Theoretically, Apple could try to convince regulators to let it get involved in some bank-like activities. But if it wanted to do that, it would be bending over backward to show it was willing to cooperate with regulators on other issues. Instead, Apple has done just the opposite, staging a high-profile fight with the FBI over iPhone privacy. That's not the behavior of a company that's preparing to get into a new, highly regulated industry.
Normal companies can't own banks
We talk a fair amount in US politics about an old law called Glass-Steagall, its repeal in 1999, and proposals to reinstate some version of it. What that law said was that a bank (in the sense of the kind of place where you might have a bank account or go to get a mortgage) couldn't be part of the same company as other kinds of financial services companies, like investment banks or insurance companies.
But it's important to understand that the commercial bank/investment bank combination wasn't something that was uniquely banned during the New Deal; it's something that was uniquely legalized during the financial deregulation of the 1980s and '90s.

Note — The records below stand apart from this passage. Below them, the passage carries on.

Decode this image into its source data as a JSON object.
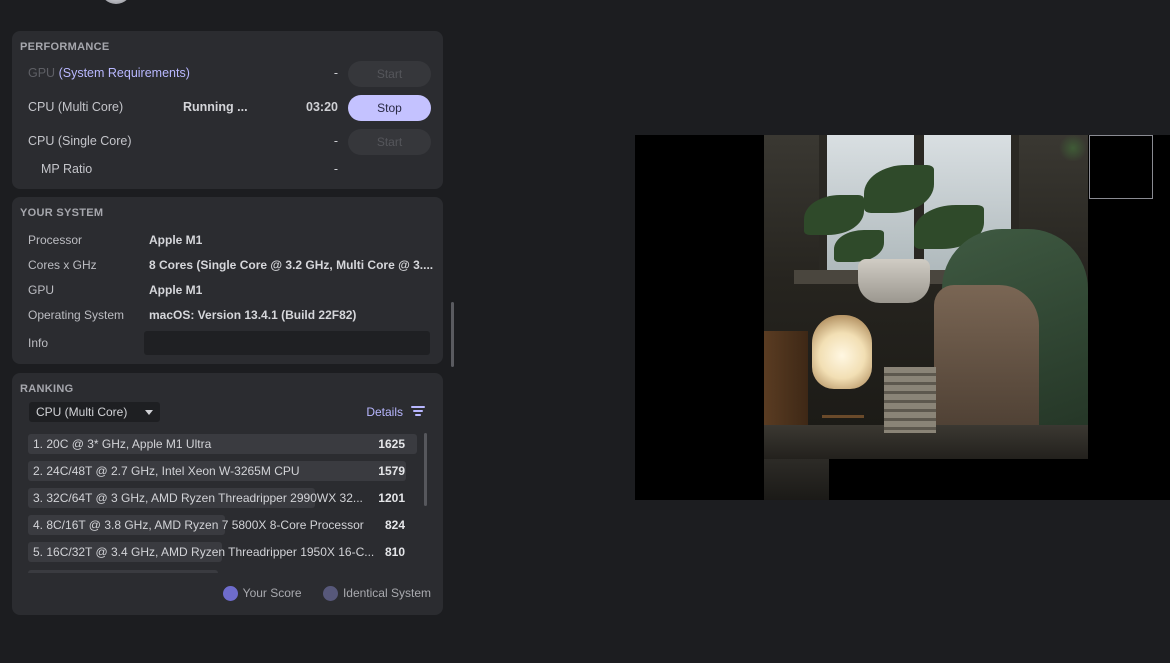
{
  "performance": {
    "title": "PERFORMANCE",
    "gpu": {
      "label": "GPU",
      "link": "(System Requirements)",
      "value": "-",
      "button": "Start"
    },
    "cpu_multi": {
      "label": "CPU (Multi Core)",
      "status": "Running ...",
      "time": "03:20",
      "button": "Stop"
    },
    "cpu_single": {
      "label": "CPU (Single Core)",
      "value": "-",
      "button": "Start"
    },
    "mp_ratio": {
      "label": "MP Ratio",
      "value": "-"
    }
  },
  "your_system": {
    "title": "YOUR SYSTEM",
    "rows": [
      {
        "key": "Processor",
        "value": "Apple M1"
      },
      {
        "key": "Cores x GHz",
        "value": "8 Cores (Single Core @ 3.2 GHz, Multi Core @ 3...."
      },
      {
        "key": "GPU",
        "value": "Apple M1"
      },
      {
        "key": "Operating System",
        "value": "macOS: Version 13.4.1 (Build 22F82)"
      }
    ],
    "info_label": "Info",
    "info_value": ""
  },
  "ranking": {
    "title": "RANKING",
    "selected": "CPU (Multi Core)",
    "details_label": "Details",
    "entries": [
      {
        "name": "1. 20C @ 3* GHz, Apple M1 Ultra",
        "score": "1625",
        "fraction": 1.0
      },
      {
        "name": "2. 24C/48T @ 2.7 GHz, Intel Xeon W-3265M CPU",
        "score": "1579",
        "fraction": 0.972
      },
      {
        "name": "3. 32C/64T @ 3 GHz, AMD Ryzen Threadripper 2990WX 32...",
        "score": "1201",
        "fraction": 0.739
      },
      {
        "name": "4. 8C/16T @ 3.8 GHz, AMD Ryzen 7 5800X 8-Core Processor",
        "score": "824",
        "fraction": 0.507
      },
      {
        "name": "5. 16C/32T @ 3.4 GHz, AMD Ryzen Threadripper 1950X 16-C...",
        "score": "810",
        "fraction": 0.498
      }
    ],
    "legend": {
      "your_score": "Your Score",
      "identical": "Identical System"
    }
  },
  "colors": {
    "accent": "#c4c2ff",
    "link": "#b9b8ff",
    "your_score_dot": "#6e6ccc",
    "identical_dot": "#57587a"
  }
}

Which is to say that even though a bank can be part of the same company as an investment bank or an insurance company or a stock brokerage firm, a bank can't sell pizza or cars or also do HVAC repair. To be a company that owns banks you need to be a bank holding company, and then you can't be owning businesses that aren't financial services companies.

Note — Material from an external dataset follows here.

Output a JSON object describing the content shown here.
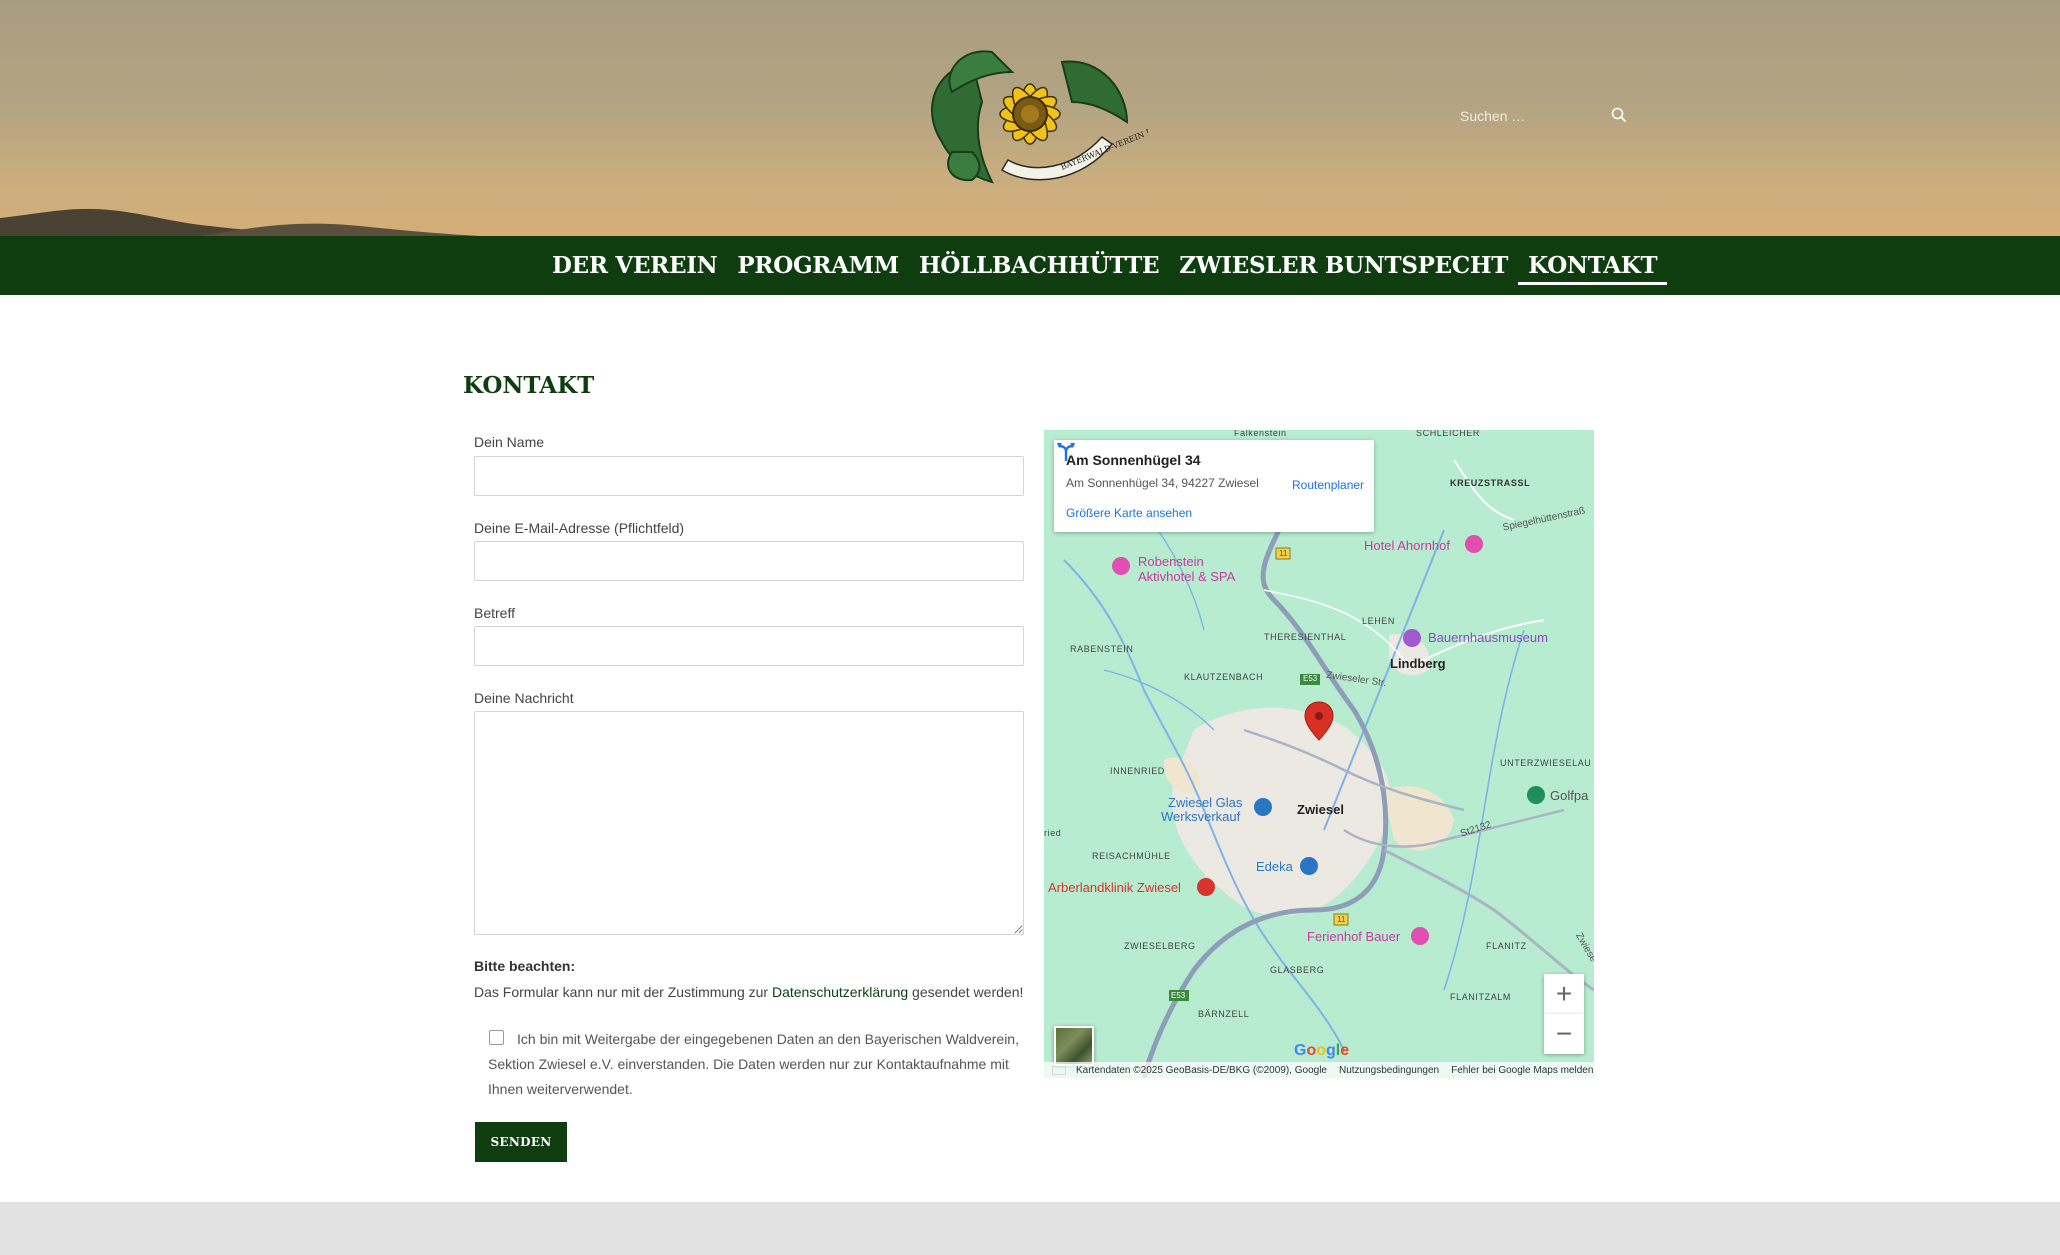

The line here can get a little bit fuzzy at times since non-bank companies that sell durable goods sometimes run financing subsidiaries that make loans, which seems pretty bank-like. But regulators do try to police the lines. One example is that General Motors' financing arm, GMAC, used to be a big moneymaker for the company. But it was only after GMAC was spun out as a separate company called Ally Bank in the wake of the 2008 financial crisis that it started taking deposits. GMAC was owned by a car company, so it couldn't do banking. Ally Bank isn't, so it could.

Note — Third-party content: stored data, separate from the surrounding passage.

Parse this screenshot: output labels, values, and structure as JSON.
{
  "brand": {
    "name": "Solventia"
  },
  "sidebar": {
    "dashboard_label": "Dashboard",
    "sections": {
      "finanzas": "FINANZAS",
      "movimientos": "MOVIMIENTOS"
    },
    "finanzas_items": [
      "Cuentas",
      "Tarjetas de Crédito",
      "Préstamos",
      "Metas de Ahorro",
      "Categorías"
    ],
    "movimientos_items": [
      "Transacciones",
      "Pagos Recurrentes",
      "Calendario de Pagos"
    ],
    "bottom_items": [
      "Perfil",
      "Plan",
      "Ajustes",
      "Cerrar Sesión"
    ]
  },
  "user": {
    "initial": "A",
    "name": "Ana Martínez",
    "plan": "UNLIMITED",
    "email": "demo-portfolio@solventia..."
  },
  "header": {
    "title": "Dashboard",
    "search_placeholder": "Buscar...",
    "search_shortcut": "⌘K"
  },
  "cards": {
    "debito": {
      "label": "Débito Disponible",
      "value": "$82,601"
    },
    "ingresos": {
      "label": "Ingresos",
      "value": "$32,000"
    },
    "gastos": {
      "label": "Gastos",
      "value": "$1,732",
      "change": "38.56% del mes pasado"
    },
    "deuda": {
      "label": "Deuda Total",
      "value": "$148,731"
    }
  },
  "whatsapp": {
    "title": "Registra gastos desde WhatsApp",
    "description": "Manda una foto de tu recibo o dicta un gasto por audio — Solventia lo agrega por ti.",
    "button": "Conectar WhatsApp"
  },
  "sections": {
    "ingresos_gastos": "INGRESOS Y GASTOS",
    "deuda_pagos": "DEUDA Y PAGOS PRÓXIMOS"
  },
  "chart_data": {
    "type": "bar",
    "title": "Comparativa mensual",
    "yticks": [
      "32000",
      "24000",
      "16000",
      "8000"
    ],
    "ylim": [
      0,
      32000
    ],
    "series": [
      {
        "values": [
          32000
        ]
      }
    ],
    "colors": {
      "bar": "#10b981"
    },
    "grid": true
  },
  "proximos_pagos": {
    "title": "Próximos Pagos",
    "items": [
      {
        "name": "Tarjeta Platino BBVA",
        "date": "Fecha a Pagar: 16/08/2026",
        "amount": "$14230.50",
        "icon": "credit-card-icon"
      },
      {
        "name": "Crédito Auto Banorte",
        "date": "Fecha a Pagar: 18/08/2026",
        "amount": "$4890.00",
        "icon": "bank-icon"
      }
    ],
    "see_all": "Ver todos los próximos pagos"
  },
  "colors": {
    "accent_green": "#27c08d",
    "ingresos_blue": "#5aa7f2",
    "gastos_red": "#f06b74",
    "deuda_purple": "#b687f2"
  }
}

Stonewalling the FBI is a terrible way to get a bank license
Just because an Apple Bank would normally be illegal (and not just because that's already the name of a bank) doesn't mean it couldn't happen. Walmart fought and failed to get a banking license, but then eight years later succeeded in securing permission to do some banking-like stuff. Apple is a big company, and it could hire lawyers and lobbyists to try to get favorable regulatory rulings and new legislation passed.
But here's where Stross's theory of the linkage between banking aspirations and taking on the FBI really goes south.
If you need big regulatory favors from the US government, the last thing you want to do is go and make a huge public stink about your disinclination to cooperate with the government on matters the FBI regards as urgent national security questions.
Most likely, Apple's willingness to take a strong stand on behalf of its users' privacy against government requests for help indicates the opposite: Apple is not planning on making any kind of big new regulatory asks in the foreseeable future. Apple Pay works by partnering with stakeholders in the existing bank and credit card industries. That's partly to secure widespread acceptance, but it also helps to avoid regulatory issues. The company's willingness to take a hard line against the Feds suggests that Apple has no plans to change this partnership-based strategy.